Copper thieves struck the Wainaku Executive Center, according to the Hilo building’s owner.
Ed Olson said Friday copper drainpipes were taken from the sides of the former C. Brewer &Co. headquarters turned upscale event venue, probably either late Thursday night or early Friday morning.
“We discovered it this morning,” said Olson, president of the Edmund C. Olson Trust II, sole principal of Wainaku Ventures LLC, which owns the property. “Everything from about the 20-foot elevation down, they took all the copper pipes, probably 150 lineal feet of 4-inch copper pipe.
“This is a very fancy building, so all of the drainage situation was copper, which is incredibly expensive.”
Olson estimated the value of the stolen copper at “several thousand dollars.”
Police opened a copper theft investigation for the incident at the center, once part of the former Wainaku Sugar Mill, which is in a secluded coastal area about a half-mile north of Hilo’s “Singing Bridge.”
“There has not been any arrest made,” Sgt. Paul Kim of Hilo Patrol Division said Sunday. Asked if the copper piping resurfaced at any of the island’s metal recyclers, Kim replied, “No. Not to our knowledge.”
Copper theft is a huge problem in Hawaii.
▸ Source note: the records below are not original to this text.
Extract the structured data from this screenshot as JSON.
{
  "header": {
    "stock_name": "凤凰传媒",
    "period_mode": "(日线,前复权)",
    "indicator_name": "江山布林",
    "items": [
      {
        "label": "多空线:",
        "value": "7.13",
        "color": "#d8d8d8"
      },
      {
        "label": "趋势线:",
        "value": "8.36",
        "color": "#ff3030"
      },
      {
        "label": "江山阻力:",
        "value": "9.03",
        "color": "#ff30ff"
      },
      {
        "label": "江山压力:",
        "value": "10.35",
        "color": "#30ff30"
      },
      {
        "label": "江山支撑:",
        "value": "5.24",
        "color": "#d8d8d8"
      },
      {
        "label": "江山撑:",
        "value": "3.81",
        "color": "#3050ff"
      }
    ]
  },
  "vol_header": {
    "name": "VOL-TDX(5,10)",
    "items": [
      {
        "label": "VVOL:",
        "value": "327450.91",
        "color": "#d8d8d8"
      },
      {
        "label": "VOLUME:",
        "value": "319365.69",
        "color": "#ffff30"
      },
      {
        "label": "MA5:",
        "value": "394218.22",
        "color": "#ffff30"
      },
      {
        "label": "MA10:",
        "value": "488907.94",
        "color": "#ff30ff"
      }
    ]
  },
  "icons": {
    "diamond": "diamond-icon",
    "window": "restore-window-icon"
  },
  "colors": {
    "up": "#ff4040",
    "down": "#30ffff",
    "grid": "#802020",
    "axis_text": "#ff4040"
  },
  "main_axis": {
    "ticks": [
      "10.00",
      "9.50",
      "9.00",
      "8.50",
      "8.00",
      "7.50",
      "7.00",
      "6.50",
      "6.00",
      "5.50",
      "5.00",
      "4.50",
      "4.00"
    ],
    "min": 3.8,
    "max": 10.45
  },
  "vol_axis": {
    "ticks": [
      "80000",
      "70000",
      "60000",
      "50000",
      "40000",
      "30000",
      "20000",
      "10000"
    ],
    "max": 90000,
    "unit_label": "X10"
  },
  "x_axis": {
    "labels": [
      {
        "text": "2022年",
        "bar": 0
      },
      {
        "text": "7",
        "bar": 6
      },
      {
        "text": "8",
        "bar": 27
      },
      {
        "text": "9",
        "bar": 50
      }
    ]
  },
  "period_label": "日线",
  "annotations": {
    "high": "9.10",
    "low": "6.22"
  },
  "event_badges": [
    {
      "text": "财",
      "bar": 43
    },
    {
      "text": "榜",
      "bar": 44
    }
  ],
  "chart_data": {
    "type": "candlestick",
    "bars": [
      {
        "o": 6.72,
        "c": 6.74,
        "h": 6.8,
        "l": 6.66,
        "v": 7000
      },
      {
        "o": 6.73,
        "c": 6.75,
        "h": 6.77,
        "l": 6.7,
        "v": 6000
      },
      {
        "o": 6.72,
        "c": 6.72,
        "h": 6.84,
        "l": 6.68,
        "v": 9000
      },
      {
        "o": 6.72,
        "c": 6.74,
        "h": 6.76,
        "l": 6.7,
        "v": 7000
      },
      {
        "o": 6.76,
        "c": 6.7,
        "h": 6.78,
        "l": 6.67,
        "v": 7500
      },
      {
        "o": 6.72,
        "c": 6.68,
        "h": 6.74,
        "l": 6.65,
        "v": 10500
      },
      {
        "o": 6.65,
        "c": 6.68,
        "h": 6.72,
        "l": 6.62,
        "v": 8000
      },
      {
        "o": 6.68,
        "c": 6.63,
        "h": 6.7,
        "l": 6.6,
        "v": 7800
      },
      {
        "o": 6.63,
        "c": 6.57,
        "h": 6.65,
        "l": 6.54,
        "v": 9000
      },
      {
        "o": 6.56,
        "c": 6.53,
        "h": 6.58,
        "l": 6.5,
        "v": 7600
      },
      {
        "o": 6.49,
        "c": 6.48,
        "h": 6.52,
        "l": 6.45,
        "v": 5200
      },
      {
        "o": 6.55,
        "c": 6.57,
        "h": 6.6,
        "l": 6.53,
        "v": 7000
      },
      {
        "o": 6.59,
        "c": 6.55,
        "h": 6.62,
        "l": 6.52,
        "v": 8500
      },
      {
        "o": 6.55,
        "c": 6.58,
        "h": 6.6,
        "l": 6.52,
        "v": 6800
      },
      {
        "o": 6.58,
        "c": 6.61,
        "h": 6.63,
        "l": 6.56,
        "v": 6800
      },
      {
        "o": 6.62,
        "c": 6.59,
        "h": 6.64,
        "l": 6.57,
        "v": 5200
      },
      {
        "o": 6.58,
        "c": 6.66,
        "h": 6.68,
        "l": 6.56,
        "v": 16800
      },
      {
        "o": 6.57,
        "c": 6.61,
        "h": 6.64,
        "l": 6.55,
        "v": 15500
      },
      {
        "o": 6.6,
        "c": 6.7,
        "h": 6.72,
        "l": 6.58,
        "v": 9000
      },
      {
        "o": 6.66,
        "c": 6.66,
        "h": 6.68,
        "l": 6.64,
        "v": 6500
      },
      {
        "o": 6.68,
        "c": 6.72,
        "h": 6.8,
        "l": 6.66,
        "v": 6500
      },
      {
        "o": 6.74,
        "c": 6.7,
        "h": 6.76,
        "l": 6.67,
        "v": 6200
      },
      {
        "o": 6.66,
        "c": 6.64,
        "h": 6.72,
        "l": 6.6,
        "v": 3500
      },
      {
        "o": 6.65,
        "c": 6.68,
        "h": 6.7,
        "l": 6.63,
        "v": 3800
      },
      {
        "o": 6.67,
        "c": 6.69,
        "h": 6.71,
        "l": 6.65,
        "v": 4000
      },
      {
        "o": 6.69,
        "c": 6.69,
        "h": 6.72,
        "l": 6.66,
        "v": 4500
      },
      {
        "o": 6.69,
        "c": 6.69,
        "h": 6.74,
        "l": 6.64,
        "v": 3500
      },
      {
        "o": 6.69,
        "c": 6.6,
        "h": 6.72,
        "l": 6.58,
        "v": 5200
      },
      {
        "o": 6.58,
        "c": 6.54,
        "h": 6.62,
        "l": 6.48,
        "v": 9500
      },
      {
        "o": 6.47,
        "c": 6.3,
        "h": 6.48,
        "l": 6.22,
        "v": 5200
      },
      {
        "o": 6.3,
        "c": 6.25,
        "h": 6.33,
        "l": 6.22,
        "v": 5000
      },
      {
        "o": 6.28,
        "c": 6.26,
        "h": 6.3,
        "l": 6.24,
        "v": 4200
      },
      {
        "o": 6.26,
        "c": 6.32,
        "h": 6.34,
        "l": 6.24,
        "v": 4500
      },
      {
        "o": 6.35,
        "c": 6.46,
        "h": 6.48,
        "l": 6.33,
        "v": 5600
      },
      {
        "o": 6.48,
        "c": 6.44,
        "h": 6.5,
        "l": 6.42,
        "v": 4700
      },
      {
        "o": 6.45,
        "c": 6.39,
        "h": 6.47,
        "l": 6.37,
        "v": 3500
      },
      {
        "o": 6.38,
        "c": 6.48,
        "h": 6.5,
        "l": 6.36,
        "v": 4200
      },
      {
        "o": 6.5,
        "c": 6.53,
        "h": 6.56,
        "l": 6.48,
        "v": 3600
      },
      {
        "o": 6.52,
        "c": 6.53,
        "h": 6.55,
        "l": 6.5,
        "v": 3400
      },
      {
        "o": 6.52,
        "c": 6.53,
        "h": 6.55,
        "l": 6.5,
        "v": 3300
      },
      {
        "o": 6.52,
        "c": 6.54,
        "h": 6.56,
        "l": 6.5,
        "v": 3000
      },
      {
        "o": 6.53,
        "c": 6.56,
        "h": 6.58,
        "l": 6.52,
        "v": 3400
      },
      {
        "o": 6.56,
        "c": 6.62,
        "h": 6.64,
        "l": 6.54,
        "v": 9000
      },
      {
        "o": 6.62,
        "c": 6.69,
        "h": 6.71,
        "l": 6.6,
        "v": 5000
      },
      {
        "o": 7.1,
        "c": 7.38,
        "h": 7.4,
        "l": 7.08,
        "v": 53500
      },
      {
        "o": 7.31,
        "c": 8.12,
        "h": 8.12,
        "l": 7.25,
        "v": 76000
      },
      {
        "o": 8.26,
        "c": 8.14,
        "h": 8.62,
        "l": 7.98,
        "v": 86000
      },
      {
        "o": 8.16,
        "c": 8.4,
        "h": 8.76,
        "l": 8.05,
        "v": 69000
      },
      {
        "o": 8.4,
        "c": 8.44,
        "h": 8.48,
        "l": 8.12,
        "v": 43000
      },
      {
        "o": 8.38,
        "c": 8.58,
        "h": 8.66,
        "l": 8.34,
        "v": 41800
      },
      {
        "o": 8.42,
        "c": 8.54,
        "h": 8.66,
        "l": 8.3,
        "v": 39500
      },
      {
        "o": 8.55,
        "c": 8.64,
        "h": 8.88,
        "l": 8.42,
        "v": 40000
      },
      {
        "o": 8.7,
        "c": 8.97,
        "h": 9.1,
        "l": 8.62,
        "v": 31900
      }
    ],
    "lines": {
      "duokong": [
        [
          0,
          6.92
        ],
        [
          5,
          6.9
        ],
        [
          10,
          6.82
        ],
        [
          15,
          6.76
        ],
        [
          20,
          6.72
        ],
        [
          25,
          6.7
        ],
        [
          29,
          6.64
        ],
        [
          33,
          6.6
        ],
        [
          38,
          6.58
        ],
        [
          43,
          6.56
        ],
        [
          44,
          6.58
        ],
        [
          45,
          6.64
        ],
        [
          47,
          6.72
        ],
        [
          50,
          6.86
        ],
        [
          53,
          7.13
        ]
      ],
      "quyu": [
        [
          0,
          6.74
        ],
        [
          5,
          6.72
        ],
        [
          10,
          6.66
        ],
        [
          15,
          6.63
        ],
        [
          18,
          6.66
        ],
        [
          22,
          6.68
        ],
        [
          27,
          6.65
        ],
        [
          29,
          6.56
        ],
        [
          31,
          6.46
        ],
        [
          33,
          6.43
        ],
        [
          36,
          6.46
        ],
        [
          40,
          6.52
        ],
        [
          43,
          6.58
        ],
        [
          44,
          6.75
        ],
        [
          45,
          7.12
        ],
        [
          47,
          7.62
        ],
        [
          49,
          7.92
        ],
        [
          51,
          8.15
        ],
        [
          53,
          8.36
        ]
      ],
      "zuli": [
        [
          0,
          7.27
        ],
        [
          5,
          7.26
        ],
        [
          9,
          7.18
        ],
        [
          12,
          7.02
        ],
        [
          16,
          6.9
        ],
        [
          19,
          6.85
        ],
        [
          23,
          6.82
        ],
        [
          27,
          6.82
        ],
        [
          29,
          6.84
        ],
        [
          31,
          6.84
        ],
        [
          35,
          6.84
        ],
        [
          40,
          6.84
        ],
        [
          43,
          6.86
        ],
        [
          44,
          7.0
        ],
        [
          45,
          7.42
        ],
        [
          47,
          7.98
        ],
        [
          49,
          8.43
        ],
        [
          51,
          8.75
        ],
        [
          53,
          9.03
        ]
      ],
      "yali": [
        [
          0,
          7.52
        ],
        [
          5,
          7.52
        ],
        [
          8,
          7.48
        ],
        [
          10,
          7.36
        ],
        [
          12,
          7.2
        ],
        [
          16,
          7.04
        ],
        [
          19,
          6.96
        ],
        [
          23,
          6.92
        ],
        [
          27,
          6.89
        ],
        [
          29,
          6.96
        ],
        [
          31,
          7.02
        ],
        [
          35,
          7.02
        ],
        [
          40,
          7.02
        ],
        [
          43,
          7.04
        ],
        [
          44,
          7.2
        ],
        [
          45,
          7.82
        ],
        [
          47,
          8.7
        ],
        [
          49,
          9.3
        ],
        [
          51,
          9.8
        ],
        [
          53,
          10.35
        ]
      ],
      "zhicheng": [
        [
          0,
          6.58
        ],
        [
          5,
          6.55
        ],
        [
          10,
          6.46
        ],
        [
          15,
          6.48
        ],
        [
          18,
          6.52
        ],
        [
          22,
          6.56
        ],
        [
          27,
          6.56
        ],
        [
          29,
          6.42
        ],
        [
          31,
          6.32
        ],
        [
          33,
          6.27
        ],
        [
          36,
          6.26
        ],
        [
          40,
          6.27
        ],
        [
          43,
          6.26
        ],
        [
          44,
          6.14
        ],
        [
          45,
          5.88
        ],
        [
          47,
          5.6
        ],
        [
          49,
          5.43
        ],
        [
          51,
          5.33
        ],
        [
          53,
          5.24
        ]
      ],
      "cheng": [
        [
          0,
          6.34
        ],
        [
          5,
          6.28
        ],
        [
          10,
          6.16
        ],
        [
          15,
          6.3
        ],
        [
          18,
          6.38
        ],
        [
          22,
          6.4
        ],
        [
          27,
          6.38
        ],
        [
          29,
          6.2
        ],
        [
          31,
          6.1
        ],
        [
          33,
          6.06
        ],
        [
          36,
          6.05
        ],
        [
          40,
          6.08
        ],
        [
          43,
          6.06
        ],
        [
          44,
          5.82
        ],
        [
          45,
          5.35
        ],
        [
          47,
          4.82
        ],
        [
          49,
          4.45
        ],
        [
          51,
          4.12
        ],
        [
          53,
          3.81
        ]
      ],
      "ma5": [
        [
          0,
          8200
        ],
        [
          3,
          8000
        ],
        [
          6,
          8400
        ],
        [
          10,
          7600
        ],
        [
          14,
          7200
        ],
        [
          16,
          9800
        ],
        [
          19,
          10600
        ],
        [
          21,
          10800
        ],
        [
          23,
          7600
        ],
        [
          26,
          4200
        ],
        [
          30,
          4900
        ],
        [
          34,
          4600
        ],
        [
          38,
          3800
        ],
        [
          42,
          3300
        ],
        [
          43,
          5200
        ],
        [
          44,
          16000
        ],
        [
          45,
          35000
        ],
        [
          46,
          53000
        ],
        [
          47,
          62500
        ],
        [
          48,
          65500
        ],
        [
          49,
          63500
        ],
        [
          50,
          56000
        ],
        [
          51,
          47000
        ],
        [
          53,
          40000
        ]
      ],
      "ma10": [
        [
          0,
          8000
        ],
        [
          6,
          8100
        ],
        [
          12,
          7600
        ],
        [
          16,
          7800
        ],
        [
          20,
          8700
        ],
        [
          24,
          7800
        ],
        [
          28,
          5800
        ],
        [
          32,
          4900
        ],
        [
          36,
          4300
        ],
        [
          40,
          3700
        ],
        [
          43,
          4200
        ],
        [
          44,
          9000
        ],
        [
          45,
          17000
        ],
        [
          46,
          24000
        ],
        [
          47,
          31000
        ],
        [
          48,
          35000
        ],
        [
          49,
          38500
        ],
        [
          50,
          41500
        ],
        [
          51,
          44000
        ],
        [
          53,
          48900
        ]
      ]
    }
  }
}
On Oahu, thieves pilfered wiring from street lights on thoroughfares including the H-1, H-2 and H-3 freeways, resulting in those busy highways being plunged into darkness during nighttime hours.
In August 2009, James B. “Freeway Jimmy” Taylor, leader of an organized theft ring that stripped more than a half-million dollars worth of copper wiring from freeway lighting systems, was sentenced to 10 years in prison for criminal conspiracy, racketeering and money laundering.
Taylor’s wife, Regina Foster, who handled finances for the gang, also was sentenced to a 10-year prison term.
Theft of more than a pound of copper is a Class C felony punishable by up to five years imprisonment.
Olson said there is a problem with the center’s security gate, “so it was just bound together with cord.”
“I can’t believe there wasn’t a chain lock put on it,” he said. A chain lock was in place Sunday afternoon.
Olson said there was probably more than one individual involved and a long ladder and truck were probably needed for the copper heist.
“What they did is to go up about 20 feet. There was a joint there and they disconnected it and got all of the pipe below … on all four sides of the building,” he said.
Olson put the 12-acre property, which boasts 3,000 feet of shoreline with a black sand beach, up for sale in July. The asking price is $8.25 million. That’s $550,000 more than what he purchased it for two years ago.
The 11,800-square-foot building was built in 1924, and was remodeled by C. Brewer’s late CEO J.W.A. “Doc”Buyers, with koa wood interiors. After Brewer dissolved in 2001, Buyers bought the property for $3.5 million with the intention of converting it into an upscale resort.
Olson said when he bought the property, which has a panoramic view of Hilo Bay, he wanted to turn it into a boutique resort. The property is zoned industrial and would have to be rezoned for an owner to operate a hotel there.
While a hotel hasn’t happened there, numerous events have. It’s become the home of the annual Hilo Brewfest, weddings and other gatherings. A concert promoter has plans for a show there Sept. 19 with Rock and Roll Hall of Famer Leon Russell.
When Olson listed the center for sale, Margaret Stanley, the property’s director, said he did so to focus on the Hilo Naniloa Hotel, of which he has a 50 percent interest.
Olson said the copper drainpipes are original fixtures and he plans to replace them.
“The building is for sale, of course, so I can’t show it until we replace the pipe,” he said. “All of the drain piping is copper and it adds a nice nature to the building. It’s really part of the building.”